ぺん遊ぺん楽



美味いものは後に

下地 康嗣
(しもじ やすし)


<2004年09/11掲載>
 旧盆のウフス(仏の送り)を妻と2人で済ませたが、なんとも侘(わ)びしい思いであった。例年子や孫たちと賑やかに送るのだが、今年は旧盆が新学期に近く、学校や仕事の関係もあって、本島から来ていた子や孫たちはウフスを待たずに帰って行った。

 供えものの料理やお菓子などをどう処分するのか、仏さんのいない方々へ配るのも最近はありがた迷惑という事もあり、妻は浮かぬ顔である。しかしそれよりも、どうやら火が消えたような寂しさが不満となっていて、それが言葉の端々に覗(のぞ)いている。

 せめてもの慰めは、ンカイ(ウンケー)の日のミスジューシ(混ぜ御飯)を、おばーちゃんの混ぜ御飯は美味しいねーと、お代わりしながら、うまいうまいと食べていた孫の言葉と食べっぷりであろう。

 お盆と言えば、ご馳走にありつける喜びでいっぱいだった自身の子どもの頃を思い出す。

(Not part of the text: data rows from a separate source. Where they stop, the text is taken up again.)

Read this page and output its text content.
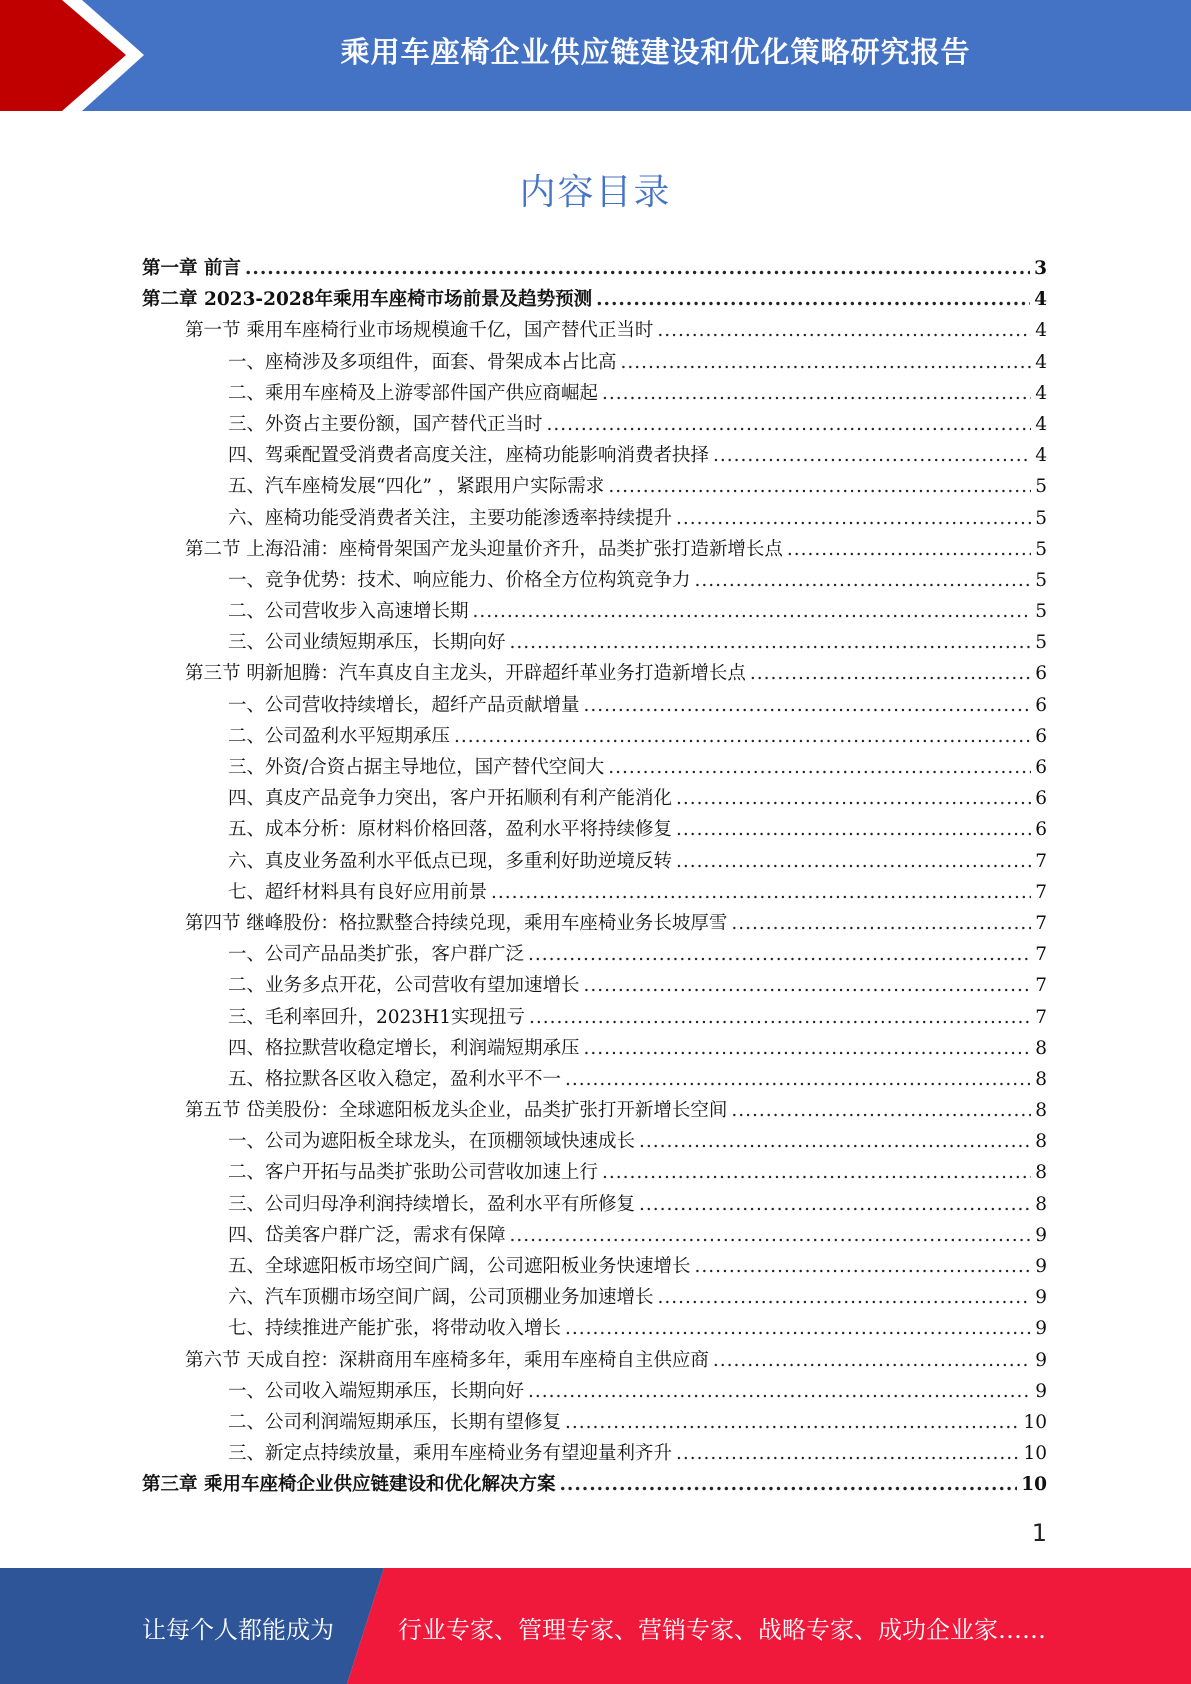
乘用车座椅企业供应链建设和优化策略研究报告
内容目录
第一章 前言 .....	3
第二章 2023-2028年乘用车座椅市场前景及趋势预测 .....	4
第一节 乘用车座椅行业市场规模逾千亿，国产替代正当时 .....	4
一、座椅涉及多项组件，面套、骨架成本占比高 .....	4
二、乘用车座椅及上游零部件国产供应商崛起 .....	4
三、外资占主要份额，国产替代正当时 .....	4
四、驾乘配置受消费者高度关注，座椅功能影响消费者抉择 .....	4
五、汽车座椅发展“四化” ，紧跟用户实际需求 .....	5
六、座椅功能受消费者关注，主要功能渗透率持续提升 .....	5
第二节 上海沿浦：座椅骨架国产龙头迎量价齐升，品类扩张打造新增长点 .....	5
一、竞争优势：技术、响应能力、价格全方位构筑竞争力 .....	5
二、公司营收步入高速增长期 .....	5
三、公司业绩短期承压，长期向好 .....	5
第三节 明新旭腾：汽车真皮自主龙头，开辟超纤革业务打造新增长点 .....	6
一、公司营收持续增长，超纤产品贡献增量 .....	6
二、公司盈利水平短期承压 .....	6
三、外资/合资占据主导地位，国产替代空间大 .....	6
四、真皮产品竞争力突出，客户开拓顺利有利产能消化 .....	6
五、成本分析：原材料价格回落，盈利水平将持续修复 .....	6
六、真皮业务盈利水平低点已现，多重利好助逆境反转 .....	7
七、超纤材料具有良好应用前景 .....	7
第四节 继峰股份：格拉默整合持续兑现，乘用车座椅业务长坡厚雪 .....	7
一、公司产品品类扩张，客户群广泛 .....	7
二、业务多点开花，公司营收有望加速增长 .....	7
三、毛利率回升，2023H1实现扭亏 .....	7
四、格拉默营收稳定增长，利润端短期承压 .....	8
五、格拉默各区收入稳定，盈利水平不一 .....	8
第五节 岱美股份：全球遮阳板龙头企业，品类扩张打开新增长空间 .....	8
一、公司为遮阳板全球龙头，在顶棚领域快速成长 .....	8
二、客户开拓与品类扩张助公司营收加速上行 .....	8
三、公司归母净利润持续增长，盈利水平有所修复 .....	8
四、岱美客户群广泛，需求有保障 .....	9
五、全球遮阳板市场空间广阔，公司遮阳板业务快速增长 .....	9
六、汽车顶棚市场空间广阔，公司顶棚业务加速增长 .....	9
七、持续推进产能扩张，将带动收入增长 .....	9
第六节 天成自控：深耕商用车座椅多年，乘用车座椅自主供应商 .....	9
一、公司收入端短期承压，长期向好 .....	9
二、公司利润端短期承压，长期有望修复 .....	10
三、新定点持续放量，乘用车座椅业务有望迎量利齐升 .....	10
第三章 乘用车座椅企业供应链建设和优化解决方案 .....	10
1
让每个人都能成为	行业专家、管理专家、营销专家、战略专家、成功企业家……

普段はお目にかかれぬ肉やテンプラを食えるだけ食っておきたいと胃袋に詰めた。揚句は消化不良をおかし、独特のゲップと下痢である。盆と正月はそんなことの繰り返しであったが、ひるまず食べ続けていたように思う。戦中戦後の慢性的な飢えの事情は、今の子らには想像も出来ないことであろう。

 ところで、衣食足りて礼節を知るというが、現今の風潮はその逆を行っているようで残念でならない。茶飯事という言葉があるくらいだから、食べる事はありふれた事であろう。しかし漫然と食べるのでは味気が無いし、それなりに意義を持たなければなるまいと思う。

 とある会合で、お膳の料理を前にして、ある先輩からあなたは「美味い物から先に食べるのか、それともそれは取っておいて後に食べるのか」と問われた。多分その先輩もそうだろうと思い「美味い物から」と応えた。それには理由があって、以前に読んだ本の中に、戦時中は信じられないような物を食べながら、日々をしのぎ、食事の最中でも空襲のサイレンが鳴れば、食事を中断して避難することもあり、悲しいことだが、貧しい食卓の物の中から、自分の好きな物を先に食べるという習性が身に付いた、という話を思い出したからである。

 これはまた別の話だが、ある映画で(題名は忘れた)、母親が子どもたちから、おかずを狙われるので、働く自分の身を案じ(母子家庭で自分が倒れれば結局子どもたちを不幸にするという思い)、子どもたちが手を出さない前に、おかずから先に食べてしまうというシーンがあり、子どもたちが大きくなってもその習性が続くのを見て、お母さん、もうおかずから先に食べなくともいいとよと、子どもたちに言われ、自分の習癖に苦笑いする話も思い出した。

 今は1人ひとり食への思いは違い多様であるが、食べる事は生きることの基本であると同時に、好みなどその形は、その人の生き方を写し出しているように思える。
 肥満とダイエット、飽食の時代だからこそ考えて見なければならない事のように思う。

 蛇足になったが、前述の先輩の答えは「美味い物はあとに」で、あてが外れたが、私も楽しみを後に残しておく方だった。いつの頃から自由に箸を付けるようになったのであろうか、どれ1つとってもまずいもののない時代、センスのない老人になったのであろうか。